- Born: Beverley Christiani Drake 20 June 1956 Georgetown, Guyana
- Other name: Beverly Johnson
- Occupations: pilot, NTSB accident investigator
- Years active: 1977–present
- Known for: first woman pilot for the Guyana Defence Force

= Beverley Drake =

Aviator

Beverley Drake (born 20 June 1956) is a Guyanese pilot and aviation expert who is an administrator and accident investigation analyst with the United States National Transportation Safety Board (NTSB). She was one of the first two woman pilots to work in the Guyana Defence Force, first woman commercial pilot of Guyana Airways, and was the first and only black woman to serve as a senior aviation accident investigator for the NTSB. She serves as the manager of the Federal Women's Program of the NTSB and program director of the Industry and Government Affairs division of the NTSB.

==Early life==
Beverley Drake was born on 20 June 1956 in Georgetown, Guyana, to Elaine and Clive Drake. She grew up, youngest of two daughters of the family in the Costello Housing Scheme in the neighbourhood known as "La Penitence". She was a tomboy and enjoyed playing cricket with the neighbourhood boys and building model aircraft. She also shared a love of flying with her father, who had wanted to be a pilot. Drake attended St. Pius Primary School before graduating from St. Rose's High School in 1974. She went on to further her education, enrolling in a course for a degree in chemistry and biology at the University of Guyana in 1975. For two years, she pursued her scientific studies before winning a scholarship to study aviation at Embry-Riddle Aeronautical University. Ten days after she began her schooling, Drake's mother died suddenly. Though a difficult time, she resolved to remain in school and returned to her studies after the funeral. After completion of the coursework for instrument and crew management, as well as pilot licensing, Drake completed her flight training at the airfield, in Wallerfield, Trinidad. She received her commercial pilot's licence from Guyana in 1977.

==Career==
Upon completion of her training, Drake was hired as one of the first two-woman pilots of the Guyana Defence Force, flying Britten-Norman Islanders. Her duties involved flying over Guyana's jungles, without navigational aids, to monitor the bush areas. Within six months, she was transferred to Guyana Airways as their first woman pilot and began flying Hawker Siddeley 748s and de Havilland Canada Twin Otters. Her flight schedule involved both local flying and international flights to Barbados, Dominica and Trinidad. During this time, she married an army major, Randolph Johnson.

Drake's first son, Kevin was born in 1979 in Guyana and came with her and her husband when they moved to the United States the following year. Johnson wanted to pursue career options in New York, but Drake found it difficult to continue flying in Brooklyn. She tried to join the US Air Force and pursue other options, but was turned away because she either didn't have the qualifications or wasn't a citizen. Four years after Kevin's birth, Drake had her younger son, Kurt. Unable to work in aviation, she took a temporary job in 1984 working for Goldman Sachs and joined clubs like the Negro Airmen International, for which she became secretary, and the Black Pilots of New York to keep up with her flying skills.

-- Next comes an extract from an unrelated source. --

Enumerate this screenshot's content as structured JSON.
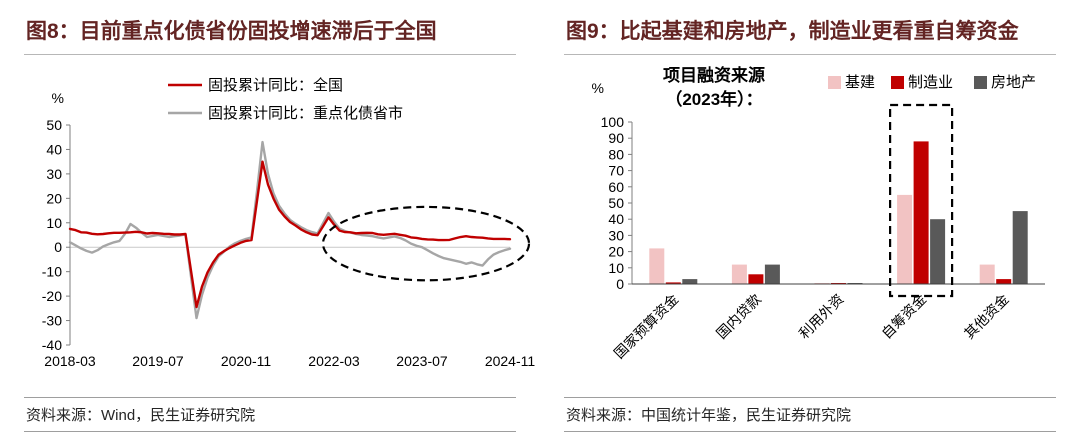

The job with Goldman Sachs as an analyst turned into a permanent position, though Drake recognised after the 1987 financial melt-down that it was unstable. As a working mother, she had to rely on babysitters, neighbours and friends to help out with her children when she worked nights. She also continued her networking with the Black Pilots of New York and when another market crash occurred in 1989, Drake began thinking about returning to aviation. One of the fellow members of the pilots club encouraged her apply for a position as a junior investigator at the National Transportation Safety Board (NTSB).

In 1991, Drake was hired as an investigator and moved to Washington, D. C. When she joined the NTSB, Drake was surprised at the sexism she discovered and felt that she had to work "ten times better" than the others in the male-dominated field. She divorced in 1994 and returned to school, completing the program of the NTSB's Accident Investigation School and then a course on aircraft and helicopter accident investigation at the USC. Institute of Safety and Systems Management. Drake earned a bachelor's degree in aeronautics in 2002 and then in 2005 completed her master's degree in Aeronautical Science, both with Embry-Riddle Aeronautical University. She later became the first black woman senior accident investigator of the NTSB and as of 2013 was the only woman to have served in that capacity.

Drake serves as the manager of the NTSB's Federal Women's Program. As part of her duties in administration, Drake consults with aviation officials in various countries in an effort to improve their safety records. She has investigated over 300 crashes and shares her expertise as a means of helping reduce mechanical and environmental factors involved in aircraft accidents. In 2013, she was promoted to also serve as the Program Manager of the Office of the NTSB's Industry and Government Affairs division, which oversees forums and symposiums on air safety. She has presented safety seminars throughout the United States, including for such organisations as the Experimental Aircraft Association and The National Air and Space Museum.

==Legacy==
In 2013, Drake's image was issued on a postage stamp in her native Guyana to honour her achievement as a pioneer pilot. She actively works to inspire and mentor young women to pursue careers in aviation and STEM fields.